Times are hard in Zimbabwe and people are trying to hustle by any means necessary. The gullible shall be taken advantage of by the sly and cunning. Zimbabweans have become experienced in creating value out of nothing, from the street vendors selling forex, to the WhatsApp groups reselling Econet e-learning data bundles for a ZWL$50.00 markup.
On Friday last week I received a password protected pdf document titled Mathematics Paper 2 2020 June Session ZIMSEC.pdf. As a tech guru (let me have my fun please) I was asked to open the document and check if it was genuine or not. The size of the document immediately made me dismiss it as a fake, it was only 48Kb. A single page pdf document with 500 words is approximately 50Kb in size, there is no way a complete mathematics paper 2 examination can be that small. But then it was a Friday, I had nothing going on and this was as good as it gets so, I dove in.

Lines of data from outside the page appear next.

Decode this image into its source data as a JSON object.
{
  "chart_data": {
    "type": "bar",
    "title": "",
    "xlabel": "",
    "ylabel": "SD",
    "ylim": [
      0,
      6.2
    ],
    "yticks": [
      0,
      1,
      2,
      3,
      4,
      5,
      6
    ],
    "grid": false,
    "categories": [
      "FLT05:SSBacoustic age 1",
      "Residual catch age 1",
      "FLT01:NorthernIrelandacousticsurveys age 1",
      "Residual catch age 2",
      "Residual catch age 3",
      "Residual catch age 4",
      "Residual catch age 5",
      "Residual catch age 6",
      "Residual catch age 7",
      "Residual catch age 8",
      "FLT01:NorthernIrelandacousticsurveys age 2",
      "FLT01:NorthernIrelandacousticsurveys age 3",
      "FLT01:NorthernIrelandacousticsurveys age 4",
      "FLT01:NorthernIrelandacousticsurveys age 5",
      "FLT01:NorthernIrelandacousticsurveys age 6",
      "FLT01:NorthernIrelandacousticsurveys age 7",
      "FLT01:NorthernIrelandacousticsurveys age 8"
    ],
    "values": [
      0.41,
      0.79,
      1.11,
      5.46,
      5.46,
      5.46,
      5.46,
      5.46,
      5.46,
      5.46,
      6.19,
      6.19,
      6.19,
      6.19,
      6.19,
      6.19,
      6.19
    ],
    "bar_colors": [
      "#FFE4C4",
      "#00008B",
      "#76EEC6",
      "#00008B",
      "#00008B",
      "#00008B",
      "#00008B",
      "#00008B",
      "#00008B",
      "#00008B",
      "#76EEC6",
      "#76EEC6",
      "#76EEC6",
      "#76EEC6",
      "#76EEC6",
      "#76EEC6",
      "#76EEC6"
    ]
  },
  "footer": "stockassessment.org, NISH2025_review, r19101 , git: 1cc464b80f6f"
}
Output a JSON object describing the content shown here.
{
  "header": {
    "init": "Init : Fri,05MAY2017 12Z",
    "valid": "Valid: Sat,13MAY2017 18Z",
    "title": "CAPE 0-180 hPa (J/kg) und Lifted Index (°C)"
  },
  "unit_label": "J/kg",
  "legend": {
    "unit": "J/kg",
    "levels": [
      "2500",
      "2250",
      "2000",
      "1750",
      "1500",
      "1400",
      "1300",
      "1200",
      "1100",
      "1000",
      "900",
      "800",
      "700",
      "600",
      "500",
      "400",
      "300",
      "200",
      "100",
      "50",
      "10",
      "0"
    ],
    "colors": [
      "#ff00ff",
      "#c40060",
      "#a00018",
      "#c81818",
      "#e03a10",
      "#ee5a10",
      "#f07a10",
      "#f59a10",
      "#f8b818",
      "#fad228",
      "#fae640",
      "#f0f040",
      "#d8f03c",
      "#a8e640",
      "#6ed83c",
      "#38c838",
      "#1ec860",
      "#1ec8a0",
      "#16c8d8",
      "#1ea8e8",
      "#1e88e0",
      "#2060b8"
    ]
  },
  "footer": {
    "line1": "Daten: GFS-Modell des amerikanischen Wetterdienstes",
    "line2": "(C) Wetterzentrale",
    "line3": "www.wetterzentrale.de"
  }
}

Using my awesome tech skills as a guru (read, I uploaded the document to an online platform that helps you recover forgotten document passwords) and a few minutes later I had opened the document and I was right, the document was not the exam that was scheduled to be written in a few hours. My going theory is that a clever individual created the document, locked it and asked for payment via a throwaway EcoCash account in return for the password.

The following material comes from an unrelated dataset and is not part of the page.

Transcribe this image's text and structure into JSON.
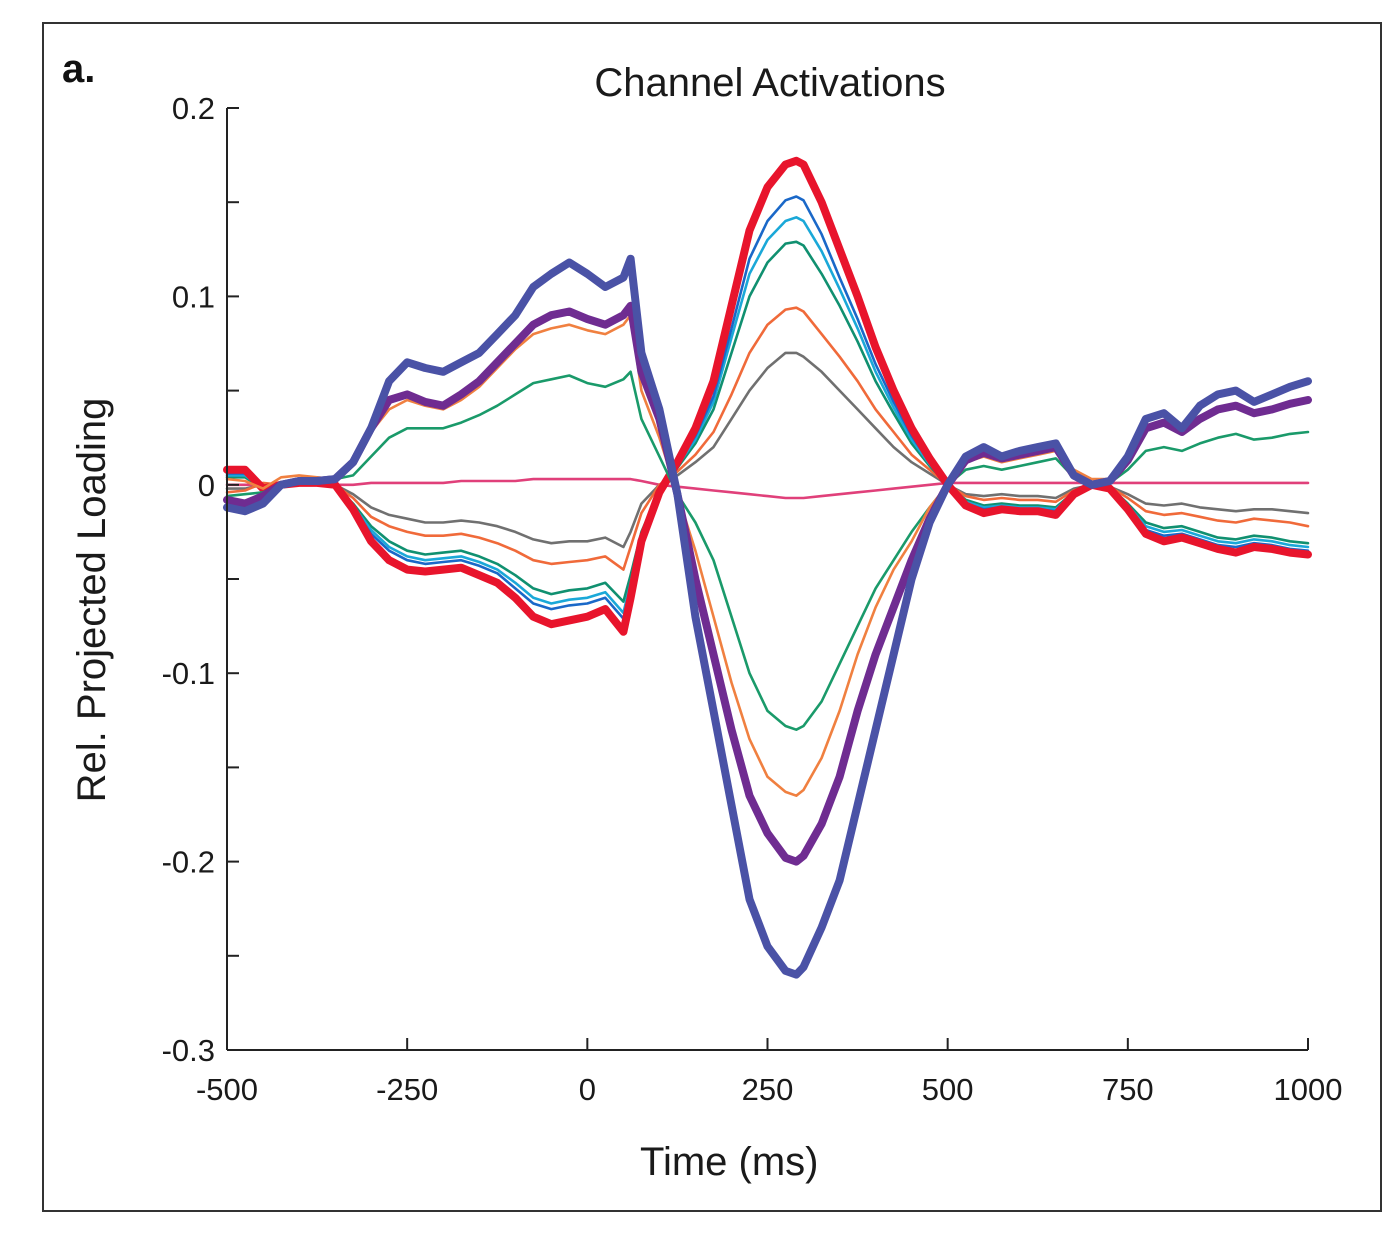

Most of these scams find us when we are very desperate and they always seem too good to be true. They always are too good to be true. Last year I had to track down an individual who had defrauded my friend’s daughter. The young girl was looking to buy bridal wear in preparation for a wedding and found someone on Facebook. The scammer asked her to pay a deposit via EcoCash and afterwards, she was blocked. The EcoCash account was registered in the name of a woman who claimed to not know the scammer. I managed to track down the scammer and along the way realised he was a serial scam artist and had even defrauded one individual of US$1,000.
Another friend was scammed out of ZWL$400 via EcoCash in an investment scheme that promised a 30% return in money invested after a three-month period. After she made her contribution, she was blocked by the people and the money was gone. We failed to get any justice for her sadly.

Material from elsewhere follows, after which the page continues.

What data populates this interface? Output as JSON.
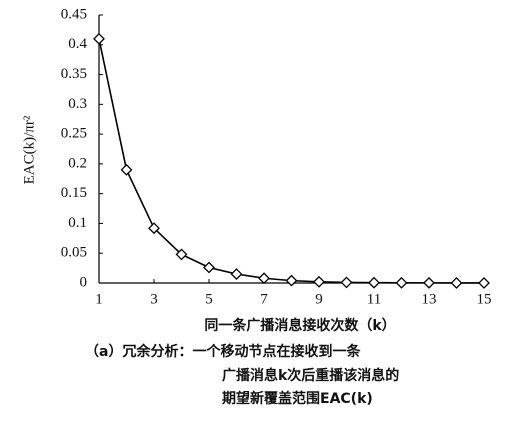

Think about this for a second, would you meet a total stranger in the street and hand over your hard-earned money in promise of goods or services? This is essentially what we are doing. Some of the scams are just so ridiculous, like the one that promises to give you back your money plus 30% interest in three months. The icing on the cake is that more often than not, we cannot report these scams because we are ourselves doing something illegal in the first place. How do you go to the police to report that you were trying to buy an exam paper but got scammed?
Zimbabweans seem to have very short memories. Have we forgotten about GeoZing? Or about MMM? Allow me to refresh your memories; in 2013 the two companies started a Pyramid Scheme. What they would do, is take your money from a minimum of US$50. After three months you would get your money back plus 30% interest. What they were actually doing was circulating your money, taking money from Farai and paying it to Tinashe. When Farai came back after three months, they would take money from an eager new participant, Valentine and give it to Farai. And the cycle would go on and on. This all came crashing down when too many people wanted to cash out.
Fast money? Forget it
As Zimbabweans, we need to learn that there is no easy way to make money or buy Zimsec exams. With the prevalence of the internet, we often hear stories of people making easy money via forex trading, stock investments and online betting. All these are not easy money-making schemes but require you to study the statistics behind them and understand. The funnier part is that most of us would run away from a mathematics textbook, but can easily read and understand the odds and calculate payouts on a soccer betting site.